Industrial chemicals used in fuel processing and explosives-related applications.
Feedstock for broader chemical synthesis networks tied to defense industries.
This places the Negev chemical hub within a dual-use industrial framework, where civilian production overlaps with military capability.
The Nuclear Dimension
The deeper significance of the strike lies in the integration of the Negev’s industrial and nuclear landscape.
The targeted industrial zone lies within the same broader geographic region as the Dimona nuclear facility, widely understood to be central to Israel’s undeclared nuclear program.
Major industrial and mining activities in the Negev, including phosphate extraction, are located in proximity to Dimona, forming part of a wider strategic-industrial environment.

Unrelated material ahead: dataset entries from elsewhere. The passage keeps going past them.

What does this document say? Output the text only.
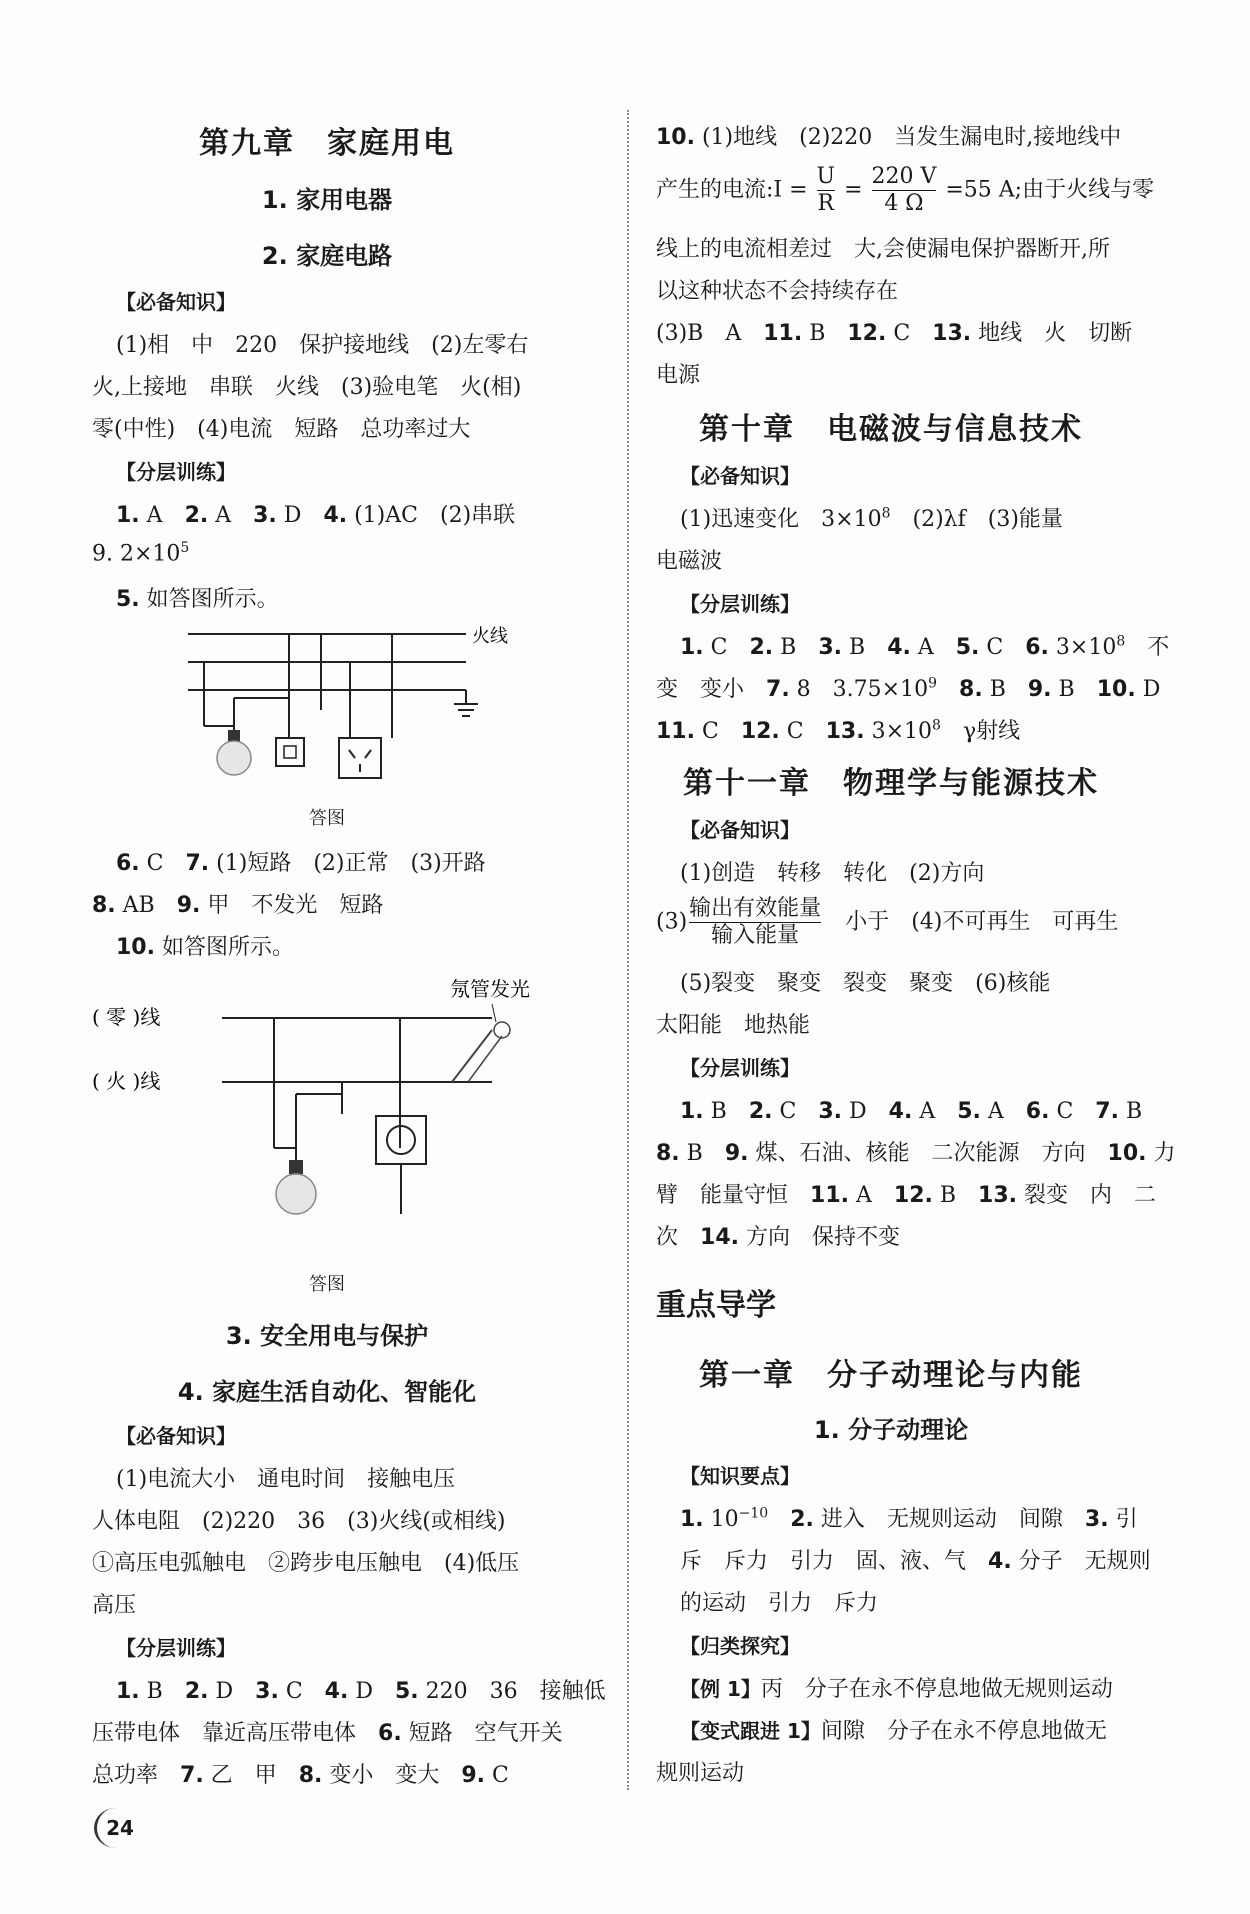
第九章　家庭用电
1. 家用电器
2. 家庭电路
【必备知识】
(1)相　中　220　保护接地线　(2)左零右
火,上接地　串联　火线　(3)验电笔　火(相)
零(中性)　(4)电流　短路　总功率过大
【分层训练】
1. A　2. A　3. D　4. (1)AC　(2)串联
9. $2\times 10^5$
5. 如答图所示。
火线
答图
6. C　7. (1)短路　(2)正常　(3)开路
8. AB　9. 甲　不发光　短路
10. 如答图所示。
氖管发光
( 零 )线
( 火 )线
答图
3. 安全用电与保护
4. 家庭生活自动化、智能化
【必备知识】
(1)电流大小　通电时间　接触电压
人体电阻　(2)220　36　(3)火线(或相线)
①高压电弧触电　②跨步电压触电　(4)低压
高压
【分层训练】
1. B　2. D　3. C　4. D　5. 220　36　接触低
压带电体　靠近高压带电体　6. 短路　空气开关
总功率　7. 乙　甲　8. 变小　变大　9. C
10. (1)地线　(2)220　当发生漏电时,接地线中
产生的电流:I = $\frac{U}{R} = \frac{220 V}{4 \Omega} =55$ A;由于火线与零
线上的电流相差过　大,会使漏电保护器断开,所
以这种状态不会持续存在
(3)B　A　11. B　12. C　13. 地线　火　切断
电源
第十章　电磁波与信息技术
【必备知识】
(1)迅速变化　$3\times 10^8$　(2)λf　(3)能量
电磁波
【分层训练】
1. C　2. B　3. B　4. A　5. C　6. $3\times 10^8$　不
变　变小　7. 8　$3.75\times 10^9$　 8. B　9. B　10. D
11. C　12. C　13. $3\times 10^8$　γ射线
第十一章　物理学与能源技术
【必备知识】
(1)创造　转移　转化　(2)方向
$(3) \frac{\text{输出有效能量}}{\text{输入能量}}$ 　小于　(4)不可再生　可再生
(5)裂变　聚变　裂变　聚变　(6)核能
太阳能　地热能
【分层训练】
1. B　2. C　3. D　4. A　5. A　6. C　7. B
8. B　9. 煤、石油、核能　二次能源　方向　10. 力
臂　能量守恒　11. A　12. B　13. 裂变　内　二
次　14. 方向　保持不变
重点导学
第一章　分子动理论与内能
1. 分子动理论
【知识要点】
1. $10^{-10}$　 2. 进入　无规则运动　间隙　3. 引
斥　斥力　引力　固、液、气　4. 分子　无规则
的运动　引力　斥力
【归类探究】
【例 1】丙　分子在永不停息地做无规则运动
【变式跟进 1】间隙　分子在永不停息地做无
规则运动
24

Some analysts and research institutions have noted that phosphate deposits can contain trace uranium and, under specific processes, may be used in uranium extraction.

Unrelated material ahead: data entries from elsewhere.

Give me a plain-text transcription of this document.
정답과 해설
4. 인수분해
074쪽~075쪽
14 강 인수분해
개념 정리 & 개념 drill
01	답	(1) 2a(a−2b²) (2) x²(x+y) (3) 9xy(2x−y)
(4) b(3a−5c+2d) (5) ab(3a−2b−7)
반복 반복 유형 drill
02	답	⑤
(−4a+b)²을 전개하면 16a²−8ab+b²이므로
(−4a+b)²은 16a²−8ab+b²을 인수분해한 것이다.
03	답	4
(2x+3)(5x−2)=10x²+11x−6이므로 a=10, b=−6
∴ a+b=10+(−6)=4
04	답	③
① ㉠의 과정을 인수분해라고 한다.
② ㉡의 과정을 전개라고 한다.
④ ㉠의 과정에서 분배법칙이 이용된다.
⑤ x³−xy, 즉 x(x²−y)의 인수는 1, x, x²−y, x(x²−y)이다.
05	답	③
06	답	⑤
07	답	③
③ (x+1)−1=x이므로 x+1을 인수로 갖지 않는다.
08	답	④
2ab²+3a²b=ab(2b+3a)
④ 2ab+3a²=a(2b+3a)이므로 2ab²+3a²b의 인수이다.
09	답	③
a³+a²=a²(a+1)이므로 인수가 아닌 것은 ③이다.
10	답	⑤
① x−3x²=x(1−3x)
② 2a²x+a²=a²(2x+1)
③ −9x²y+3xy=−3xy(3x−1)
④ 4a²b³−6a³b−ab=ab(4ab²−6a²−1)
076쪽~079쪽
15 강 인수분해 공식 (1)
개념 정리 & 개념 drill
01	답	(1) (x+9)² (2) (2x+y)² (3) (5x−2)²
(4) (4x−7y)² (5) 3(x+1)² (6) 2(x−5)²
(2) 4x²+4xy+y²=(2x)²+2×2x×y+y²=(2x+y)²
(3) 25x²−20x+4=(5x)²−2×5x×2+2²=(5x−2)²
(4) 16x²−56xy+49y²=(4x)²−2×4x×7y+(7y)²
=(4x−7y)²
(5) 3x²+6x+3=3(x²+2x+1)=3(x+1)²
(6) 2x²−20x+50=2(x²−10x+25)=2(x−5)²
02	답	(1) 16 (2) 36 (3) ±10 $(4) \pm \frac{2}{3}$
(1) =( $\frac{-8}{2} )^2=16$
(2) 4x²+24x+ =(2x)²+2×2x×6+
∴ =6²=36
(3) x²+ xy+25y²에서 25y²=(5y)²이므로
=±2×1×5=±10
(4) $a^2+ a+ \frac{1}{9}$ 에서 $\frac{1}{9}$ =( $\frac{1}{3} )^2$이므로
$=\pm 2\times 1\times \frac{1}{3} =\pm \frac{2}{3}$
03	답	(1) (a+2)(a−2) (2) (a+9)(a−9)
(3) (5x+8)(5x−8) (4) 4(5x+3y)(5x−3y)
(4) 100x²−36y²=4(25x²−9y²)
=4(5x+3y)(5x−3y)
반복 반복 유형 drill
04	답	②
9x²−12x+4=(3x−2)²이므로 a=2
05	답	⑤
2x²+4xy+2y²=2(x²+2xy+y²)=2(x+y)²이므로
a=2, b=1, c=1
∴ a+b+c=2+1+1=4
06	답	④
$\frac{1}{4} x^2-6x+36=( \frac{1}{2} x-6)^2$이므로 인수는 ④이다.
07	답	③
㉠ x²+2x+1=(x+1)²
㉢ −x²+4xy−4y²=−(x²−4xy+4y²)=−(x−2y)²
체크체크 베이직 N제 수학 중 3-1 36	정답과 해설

While there is no verified evidence that the facility directly supports Israel’s nuclear weapons program, the broader ecosystem suggests an interlinked industrial landscape, where:
Mining, chemical processing, and advanced materials production coexist.
Industrial outputs can support both civilian and strategic applications.
Nuclear-related infrastructure exists within the same geographic and industrial cluster.
In this sense, the strike targeted a zone embedded within Israel’s wider strategic depth, rather than an isolated civilian site.
From Negev to Gaza
The relevance of this infrastructure extends beyond nuclear considerations into the ongoing genocide in Gaza.
Israel’s use of white phosphorus in military operations has been documented and reported by international organizations and media outlets, drawing widespread scrutiny.
While specific production chains are not publicly disclosed, the industrial base that enables phosphorus processing is rooted in facilities like those operating in the Negev.
This creates a broader connection between:
Phosphate extraction and chemical processing in the Negev.
Production chains for phosphorus-based compounds.
Deployment of such materials in military operations.
In the context of Israel’s genocide in Gaza, this industrial base takes on additional significance. It is not merely an economic asset, but part of the infrastructure that sustains prolonged military operations.
A Calculated Strike
Iran’s choice of target reflects a deliberate and calibrated escalation pattern.
Rather than striking purely civilian areas or directly targeting Israel’s nuclear reactor, Tehran has focused on infrastructure that occupies a critical middle ground — industrial sites with strategic relevance.
The logic behind the strike can be understood through three interrelated signals:
Precision: The ability to hit a sensitive industrial site despite Israeli air defenses.
Strategic intent: Target selection within Israel’s industrial and nuclear-adjacent ecosystem.
Controlled escalation: A message delivered near, but not directly against, the nuclear core.
By striking a site embedded within Israel’s chemical and strategic-industrial landscape, Iran has sent a layered message:
It can reach deep into Israel’s strategic core, disrupt the systems that sustain its military operations, and do so while still stopping short of a direct strike on the nuclear heart itself.
For now, that line remains intact. But it is being tested.